The membrane proximal external region (MPER) of the HIV-1 glycoprotein gp41 is targeted by the broadly neutralizing antibodies 2F5 and 4E10. To date, no immunization regimen in animals or humans has produced HIV-1 neutralizing MPER-specific antibodies. We immunized llamas with gp41-MPER proteoliposomes and selected a MPER-specific single chain antibody (VHH), 2H10, whose epitope overlaps with that of mAb 2F5. Bi-2H10, a bivalent form of 2H10, which displayed an approximately 20-fold increased affinity compared to the monovalent 2H10, neutralized various sensitive and resistant HIV-1 strains, as well as SHIV strains in TZM-bl cells.
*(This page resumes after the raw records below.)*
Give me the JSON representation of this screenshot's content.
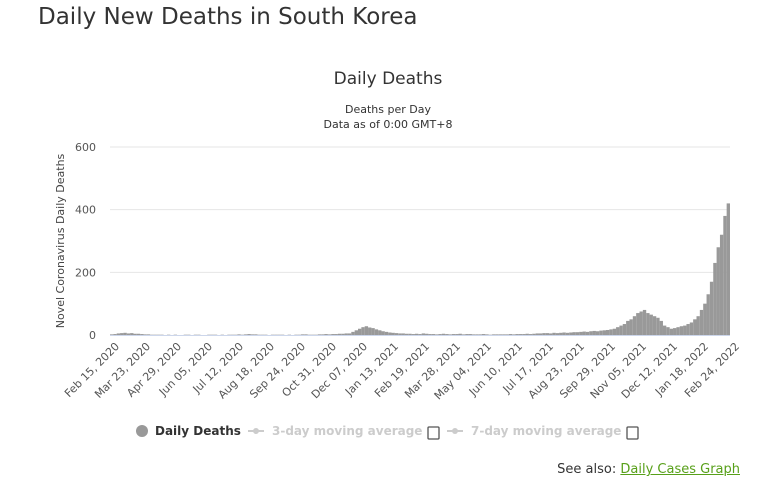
{
  "page_title": "Daily New Deaths in South Korea",
  "see_also": {
    "label": "See also:",
    "link": "Daily Cases Graph"
  },
  "chart_data": {
    "type": "bar",
    "title": "Daily Deaths",
    "subtitle": [
      "Deaths per Day",
      "Data as of 0:00 GMT+8"
    ],
    "ylabel": "Novel Coronavirus Daily Deaths",
    "xlabel": "",
    "ylim": [
      0,
      600
    ],
    "yticks": [
      0,
      200,
      400,
      600
    ],
    "grid": true,
    "start_date": "2020-02-15",
    "days_per_value": 4,
    "xtick_labels": [
      "Feb 15, 2020",
      "Mar 23, 2020",
      "Apr 29, 2020",
      "Jun 05, 2020",
      "Jul 12, 2020",
      "Aug 18, 2020",
      "Sep 24, 2020",
      "Oct 31, 2020",
      "Dec 07, 2020",
      "Jan 13, 2021",
      "Feb 19, 2021",
      "Mar 28, 2021",
      "May 04, 2021",
      "Jun 10, 2021",
      "Jul 17, 2021",
      "Aug 23, 2021",
      "Sep 29, 2021",
      "Nov 05, 2021",
      "Dec 12, 2021",
      "Jan 18, 2022",
      "Feb 24, 2022"
    ],
    "values": [
      2,
      3,
      5,
      6,
      7,
      5,
      6,
      4,
      4,
      3,
      2,
      2,
      1,
      1,
      1,
      1,
      0,
      1,
      0,
      1,
      0,
      0,
      1,
      1,
      0,
      1,
      1,
      0,
      0,
      1,
      1,
      1,
      0,
      1,
      0,
      1,
      1,
      1,
      2,
      1,
      2,
      3,
      2,
      2,
      1,
      1,
      1,
      0,
      1,
      1,
      1,
      1,
      0,
      1,
      0,
      1,
      1,
      2,
      2,
      1,
      1,
      1,
      2,
      2,
      3,
      2,
      3,
      3,
      4,
      4,
      5,
      5,
      10,
      15,
      20,
      25,
      28,
      24,
      22,
      18,
      15,
      12,
      10,
      8,
      7,
      6,
      5,
      5,
      4,
      4,
      3,
      4,
      3,
      5,
      4,
      3,
      3,
      2,
      3,
      4,
      3,
      2,
      3,
      3,
      4,
      2,
      3,
      3,
      2,
      2,
      2,
      3,
      2,
      1,
      2,
      2,
      2,
      2,
      2,
      3,
      2,
      3,
      3,
      3,
      4,
      3,
      4,
      5,
      5,
      6,
      6,
      5,
      7,
      6,
      7,
      8,
      7,
      8,
      9,
      9,
      10,
      11,
      10,
      12,
      13,
      12,
      14,
      15,
      16,
      18,
      20,
      25,
      30,
      35,
      45,
      50,
      60,
      70,
      75,
      80,
      70,
      65,
      60,
      55,
      45,
      30,
      25,
      20,
      22,
      25,
      28,
      30,
      35,
      40,
      50,
      60,
      80,
      100,
      130,
      170,
      230,
      280,
      320,
      380,
      420
    ],
    "legend": [
      {
        "label": "Daily Deaths",
        "active": true,
        "color": "#999999"
      },
      {
        "label": "3-day moving average",
        "active": false,
        "color": "#cccccc"
      },
      {
        "label": "7-day moving average",
        "active": false,
        "color": "#cccccc"
      }
    ],
    "legend_position": "bottom"
  }
}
X-ray and NMR analyses combined with mutagenesis and modeling revealed that 2H10 recognizes its gp41 epitope in a helical conformation. Notably, tryptophan 100 at the tip of the long CDR3 is not required for gp41 interaction but essential for neutralization. Thus bi-2H10 is an anti-MPER antibody generated by immunization that requires hydrophobic CDR3 determinants in addition to epitope recognition for neutralization similar to the mode of neutralization employed by mAbs 2F5 and 4E10.